To determine the developmental stage during which bortezomib and ZL₃B exert their antimalarial effects, P. falciparum cultures were synchronized and the proteasome inhibitors were added to the culture medium at different times following parasite invasion and a final concentration of 100 nM. Culture samples were collected every 6 hours and parasite intraerythrocytic developmental progression was monitored by Giemsa staining and light microscopic analysis (Fig. 2A). As a control, an untreated culture of P. falciparum-infected erythrocytes was monitored. In the absence of bortezomib or ZL₃B, the parasite displayed a normal cycle progression from rings to trophozoites, trophozoites to schizonts and schizonts to rings in approximately 44 hours (Fig. 2A). Addition of bortezomib or ZL₃B during the ring (8, 16 h post-invasion) or early trophozoite (24 h post-invasion) stages resulted in a complete blockage of developmental progression and subsequent death of the parasites. Treatment with these compounds during the late trophozoite stage (32 h post-invasion) only partially blocked parasite progression (Fig. 2B). On the other hand, treatment during the schizont stage (40 h post-invasion) had no effect on parasite progression (Fig. 2A). This stage-specific inhibitory effect of bortezomib and ZL₃B was quantified by counting the number of rings that developed 48 hours post-invasion in the absence or presence of the compounds. Consistent with the previous analysis, no rings could be detected from cultures treated with bortezomib or ZL₃B 8, 16 or 24 h post-invasion. In contrast, treatment with these compounds 32 h post-invasion reduced the number of rings in comparison to untreated parasites by 40% only (Fig. 2B) and treatment 40 h post-invasion was completely ineffective (not shown). Together these data suggest that these compounds inhibit parasite development and multiplication and have a lesser effect on the release of merozoites from the infected erythrocytes or on the invasion of new red blood cells by the released merozoites. Although a direct effect of these compounds on the proteasome has not been investigated, our data along with the known mode of action of these compounds in other cell lines suggest an important role for the P. falciparum proteasome in parasite development and DNA synthesis.

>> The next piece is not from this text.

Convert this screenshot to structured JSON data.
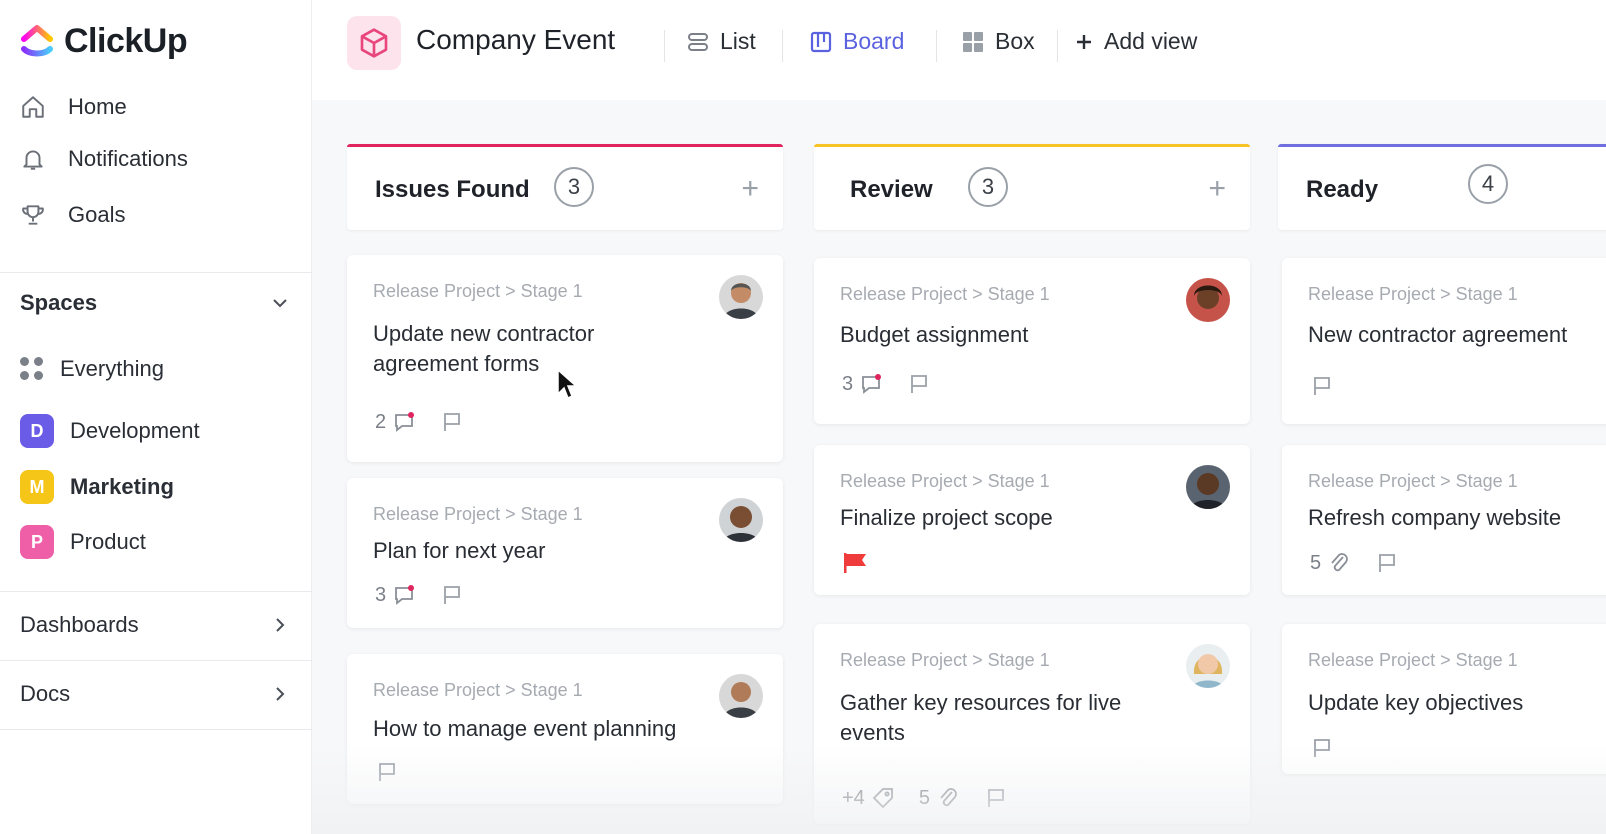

The recommended adult dose of bortezomib for treatment of myeloma is 1.3 mg/m²; and in children the compound is used at a dose of 1.2 mg/m² 222324. The mean peak plasma concentration (Cmax) determined 5 min after drug administration at doses between 1.3 and 1.7 mg/m² was 63 ± 16 ng/ml and the mean area under the concentration-time curve extrapolated to infinity (AUCinf) was 27 h ng/ml 23. These values are 2 to 4-fold the IC₅₀ observed with bortezomib in P. falciparum. In vivo studies to determine the dose and tolerability of this compound for treatment of malaria are warranted.